NEW YORK, April 11 – Signaling its interest in entering the burgeoning structural proteomics sector, Bruker AXS of Madison, Wis., said Wednesday it completed a deal to acquire Delft Instruments’ Nonius crystallography business.
Financial terms of the deal were not disclosed.
“Nonius is an ideal fit for Bruker AXS and provides important resources to accelerate the development and marketing of our new life-science tools for high-throughput structural proteomics," Martin Haase, CEO of Bruker AXS, said in a statement. "Furthermore, this merger will also allow us to strengthen our product development and customer support for our existing customer base in chemical crystallography."
The deal is the second acquisition in the past week in the structural proteomics sector. Last week, X-ray crystallography company Structural Genomix of San Diego announced plans to acquire Prospect Genomics, a Belmont, Calif.-based company specializing in computational protein structure prediction.

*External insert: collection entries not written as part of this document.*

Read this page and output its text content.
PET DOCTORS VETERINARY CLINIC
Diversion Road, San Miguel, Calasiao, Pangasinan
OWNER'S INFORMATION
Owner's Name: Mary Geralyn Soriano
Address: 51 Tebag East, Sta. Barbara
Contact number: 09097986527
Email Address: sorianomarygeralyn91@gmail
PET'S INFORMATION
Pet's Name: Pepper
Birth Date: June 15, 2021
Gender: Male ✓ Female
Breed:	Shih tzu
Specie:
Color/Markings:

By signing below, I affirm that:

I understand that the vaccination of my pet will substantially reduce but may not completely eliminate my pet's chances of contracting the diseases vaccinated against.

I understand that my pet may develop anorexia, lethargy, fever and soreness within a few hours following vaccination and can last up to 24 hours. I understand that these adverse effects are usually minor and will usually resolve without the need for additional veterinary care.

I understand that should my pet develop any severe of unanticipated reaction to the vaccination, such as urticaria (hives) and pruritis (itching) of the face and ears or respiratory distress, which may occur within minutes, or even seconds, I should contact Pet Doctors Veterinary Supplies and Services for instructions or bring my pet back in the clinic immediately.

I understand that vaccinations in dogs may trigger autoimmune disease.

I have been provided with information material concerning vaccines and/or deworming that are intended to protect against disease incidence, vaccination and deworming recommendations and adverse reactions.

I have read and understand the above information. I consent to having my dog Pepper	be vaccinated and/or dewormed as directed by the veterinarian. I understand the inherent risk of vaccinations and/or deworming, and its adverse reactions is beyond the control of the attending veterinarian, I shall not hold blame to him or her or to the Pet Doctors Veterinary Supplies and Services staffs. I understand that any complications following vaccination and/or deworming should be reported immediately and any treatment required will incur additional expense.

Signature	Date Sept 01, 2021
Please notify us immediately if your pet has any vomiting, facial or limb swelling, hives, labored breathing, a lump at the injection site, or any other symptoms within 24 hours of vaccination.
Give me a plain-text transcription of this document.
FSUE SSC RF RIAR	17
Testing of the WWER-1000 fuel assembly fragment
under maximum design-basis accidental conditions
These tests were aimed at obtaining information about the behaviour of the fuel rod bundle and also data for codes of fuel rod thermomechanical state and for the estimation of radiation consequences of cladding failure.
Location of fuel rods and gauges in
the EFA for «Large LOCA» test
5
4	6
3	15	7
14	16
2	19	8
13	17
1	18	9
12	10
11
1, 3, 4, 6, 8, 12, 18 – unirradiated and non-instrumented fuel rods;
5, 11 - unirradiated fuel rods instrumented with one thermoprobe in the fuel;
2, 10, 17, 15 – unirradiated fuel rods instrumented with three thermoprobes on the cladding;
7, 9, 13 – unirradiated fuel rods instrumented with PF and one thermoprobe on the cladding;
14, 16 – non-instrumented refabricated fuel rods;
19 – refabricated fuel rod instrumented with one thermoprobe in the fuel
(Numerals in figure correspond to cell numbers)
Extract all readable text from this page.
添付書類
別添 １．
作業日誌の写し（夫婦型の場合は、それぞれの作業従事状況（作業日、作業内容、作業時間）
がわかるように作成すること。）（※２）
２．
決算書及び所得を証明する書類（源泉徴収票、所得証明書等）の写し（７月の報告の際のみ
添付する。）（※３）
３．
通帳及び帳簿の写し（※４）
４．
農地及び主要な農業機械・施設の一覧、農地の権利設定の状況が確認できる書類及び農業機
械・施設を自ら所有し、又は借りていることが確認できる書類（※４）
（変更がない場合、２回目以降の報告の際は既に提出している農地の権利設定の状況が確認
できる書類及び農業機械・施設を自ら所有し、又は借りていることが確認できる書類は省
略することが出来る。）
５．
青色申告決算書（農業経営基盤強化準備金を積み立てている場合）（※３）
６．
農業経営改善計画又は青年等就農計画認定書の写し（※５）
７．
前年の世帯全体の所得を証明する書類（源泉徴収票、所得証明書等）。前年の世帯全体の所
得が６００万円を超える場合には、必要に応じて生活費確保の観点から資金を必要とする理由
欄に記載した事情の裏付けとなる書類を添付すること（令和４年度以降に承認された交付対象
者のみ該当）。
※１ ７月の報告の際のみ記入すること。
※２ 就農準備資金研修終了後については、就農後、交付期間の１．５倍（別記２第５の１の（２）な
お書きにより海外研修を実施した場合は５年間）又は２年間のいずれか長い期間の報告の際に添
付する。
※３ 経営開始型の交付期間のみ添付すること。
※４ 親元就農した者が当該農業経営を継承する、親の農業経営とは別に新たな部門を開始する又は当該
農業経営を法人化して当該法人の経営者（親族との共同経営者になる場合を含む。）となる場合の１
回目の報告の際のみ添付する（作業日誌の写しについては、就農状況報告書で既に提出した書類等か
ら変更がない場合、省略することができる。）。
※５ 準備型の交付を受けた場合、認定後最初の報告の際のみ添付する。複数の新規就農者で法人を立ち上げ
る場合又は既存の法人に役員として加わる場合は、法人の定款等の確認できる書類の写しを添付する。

Based in Delft, The Netherlands, Nonius, which had more than $8 million in revenues in 2000 and 42 employees, will house the company’s European center for X-ray crystallography. Lieuwe Boskma will continue to serve as managing director following the acquisition of the company, which will now be called Bruker Nonius.
Boskma said that the deal fit into the company’s plan to build its position in the X-ray crystallography market.
“Over the last year we had been looking into various strategic partnership options to strengthen our position in small-molecule crystallography, while accelerating the development of innovative structural proteomics solutions,” Boskma said. ”With investments from the Bruker AXS group, Bruker Nonius will be able to strengthen its position as a center of excellence for crystallography solutions, in collaboration with the well-established Bruker AXS crystallography group in Madison, Wisconsin.”
Bruker AXS develops life science and advanced materials research tools based on X-ray technology. The company, which is privately held, is controlled by the Laukien family, which also owns a majority stake in Bruker Daltonics. In 2000 Bruker AXS had revenues of more than $68 million.